The Fehrbach's (Bach means brook) neighbour, the Hillscheiderbach, emerges from the Montabauer Forest somewhat above Hillscheid and flows through the Hillscheid valley. Hillscheid itself is a busy little town with about 1500 inhabitants. It lies just 6.6 kilometers from Vallendar and is also known for its ceramic industry. Being part of Vallendar, it also formed part of its parish. In 1081 the people were granted the right to build their own chapel, and since 1683 a Franciscan came from Montabaur on Sundays and Holydays to celebrate Holy Mass. The present church was built in 1756, and in 1812 it became an independent parish.

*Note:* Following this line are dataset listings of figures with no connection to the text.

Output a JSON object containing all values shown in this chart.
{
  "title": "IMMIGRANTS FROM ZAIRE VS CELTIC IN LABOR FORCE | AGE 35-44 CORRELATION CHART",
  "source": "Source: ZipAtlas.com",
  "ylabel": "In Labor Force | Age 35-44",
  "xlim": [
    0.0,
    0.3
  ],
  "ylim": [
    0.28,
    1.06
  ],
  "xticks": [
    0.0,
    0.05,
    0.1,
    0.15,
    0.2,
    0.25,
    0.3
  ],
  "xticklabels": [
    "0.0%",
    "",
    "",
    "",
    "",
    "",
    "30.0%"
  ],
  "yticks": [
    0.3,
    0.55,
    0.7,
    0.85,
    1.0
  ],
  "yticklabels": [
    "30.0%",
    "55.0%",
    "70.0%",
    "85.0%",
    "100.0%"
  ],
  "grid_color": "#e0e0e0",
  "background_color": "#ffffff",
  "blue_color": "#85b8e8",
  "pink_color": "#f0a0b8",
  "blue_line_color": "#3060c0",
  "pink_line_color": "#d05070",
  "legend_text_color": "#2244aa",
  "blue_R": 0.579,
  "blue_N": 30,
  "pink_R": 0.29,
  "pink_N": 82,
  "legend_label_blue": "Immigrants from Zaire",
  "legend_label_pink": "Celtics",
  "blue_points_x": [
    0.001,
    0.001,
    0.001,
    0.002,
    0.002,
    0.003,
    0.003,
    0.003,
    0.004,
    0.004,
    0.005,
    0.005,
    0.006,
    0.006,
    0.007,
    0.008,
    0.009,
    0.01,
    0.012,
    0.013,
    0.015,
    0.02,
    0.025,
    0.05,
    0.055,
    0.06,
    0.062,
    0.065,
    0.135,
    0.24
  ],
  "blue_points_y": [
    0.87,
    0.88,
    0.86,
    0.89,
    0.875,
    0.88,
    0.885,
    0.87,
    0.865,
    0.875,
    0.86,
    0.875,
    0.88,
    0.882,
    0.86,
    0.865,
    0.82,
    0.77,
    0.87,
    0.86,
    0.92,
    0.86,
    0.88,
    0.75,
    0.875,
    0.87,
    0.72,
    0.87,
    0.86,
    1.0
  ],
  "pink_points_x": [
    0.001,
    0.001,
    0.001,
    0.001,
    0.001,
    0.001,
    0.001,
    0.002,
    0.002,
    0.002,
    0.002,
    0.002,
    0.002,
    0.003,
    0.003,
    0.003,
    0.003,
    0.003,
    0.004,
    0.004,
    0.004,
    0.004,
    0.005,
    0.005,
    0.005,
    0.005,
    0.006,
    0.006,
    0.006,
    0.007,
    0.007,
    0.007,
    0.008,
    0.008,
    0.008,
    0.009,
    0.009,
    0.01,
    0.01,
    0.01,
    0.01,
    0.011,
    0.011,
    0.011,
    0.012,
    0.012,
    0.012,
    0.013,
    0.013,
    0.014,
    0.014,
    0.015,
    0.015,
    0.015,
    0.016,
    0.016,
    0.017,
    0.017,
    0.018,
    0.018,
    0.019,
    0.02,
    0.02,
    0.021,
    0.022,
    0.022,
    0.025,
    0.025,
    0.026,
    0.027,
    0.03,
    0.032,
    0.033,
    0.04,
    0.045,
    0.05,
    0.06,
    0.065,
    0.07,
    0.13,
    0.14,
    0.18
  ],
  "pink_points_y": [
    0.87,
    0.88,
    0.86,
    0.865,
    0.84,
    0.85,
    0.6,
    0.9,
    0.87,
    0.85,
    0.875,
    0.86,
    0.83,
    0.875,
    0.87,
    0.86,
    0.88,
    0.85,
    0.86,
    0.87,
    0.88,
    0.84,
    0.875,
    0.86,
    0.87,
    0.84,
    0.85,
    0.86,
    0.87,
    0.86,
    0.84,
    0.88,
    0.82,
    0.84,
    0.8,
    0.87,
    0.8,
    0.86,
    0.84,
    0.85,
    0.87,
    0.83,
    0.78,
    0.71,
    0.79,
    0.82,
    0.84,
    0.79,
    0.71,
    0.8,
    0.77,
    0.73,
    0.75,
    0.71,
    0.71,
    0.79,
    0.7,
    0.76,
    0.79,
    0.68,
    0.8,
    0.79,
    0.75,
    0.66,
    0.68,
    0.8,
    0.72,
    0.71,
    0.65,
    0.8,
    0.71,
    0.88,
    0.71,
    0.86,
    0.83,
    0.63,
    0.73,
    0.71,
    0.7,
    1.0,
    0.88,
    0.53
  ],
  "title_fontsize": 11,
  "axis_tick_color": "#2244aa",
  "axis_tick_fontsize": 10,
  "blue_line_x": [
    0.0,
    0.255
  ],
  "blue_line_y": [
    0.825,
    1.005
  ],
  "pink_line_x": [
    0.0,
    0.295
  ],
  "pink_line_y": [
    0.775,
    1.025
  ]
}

Very little is known of this ancient convent on the Mallendarer Mountain, but it deserves mention because of its relationship to the Convent in Schoenstatt. It was situated on the site of the present Besselich, and in ancient times it was a well-known place of pilgrimage. According to the legend, King Klorian, his consort Engelinde, his daughters Anidebe and Enidebe and their retinue were on their way to Cologne to visit the shrine of the eleven thousand virgins in Holy Week of the year 500 when they were fallen upon by the heathen Huns who were hiding in the Westerwald. They were willed for their faith.
When their bodies were found, a Lord von Helfenstein erected a chapel there in 1204, which Archbishop Johann consecrated in 1204. In 1300 a nobleman, Harmann from Koblenz, brought valuable indulgences and privileges from a pilgrimage to Rome. In an ancient chronicle the relics are described in detail and various miracles were reported.
As early as the 13th century a convent was founded on the “holy mountain” of Besselich. In 1428 Franciscan Sisters were transferred there from the hermitage in Niederwerth, and in 1440 a number of the same Sisters came from the Convent of Mary in Muehlheim, about which has already been reported.
Under the first outstanding superior, Mother Elisabeth von Weiss, already mentioned, the convent and religious life flourished. In 1476 a house was founded in Carden on the Mosel and in St Martin at Boppard.
The storms of the Thirty Years' War caused havoc to the convent, but the zeal of the Sisters healed all wounds again. However, the convent was another victim of the general secularization.
The property passed to Duke von Bassenheim, then to the French General Guerin, who had the old church completely destroyed. Later other owners too over, and today there is nothing to be seen of the ancient cloisters. Some of the relics found their way to the parish church of Niederberg.
Another attractive outing could take you over Mallendr and the Holderbergerhof to Arenberg (6.5 kilometers). Shorter walks would take to the Ruebel above Vallendar, Bolus peak, Bembermuehle in Feisternachstal, the Wambachtal to the Humboldt heights, etc.
With this we close our short account in the hope that it will be a welcome guide to all who visit the valley and a treasured memento of the ancient Schoenstatt Convent.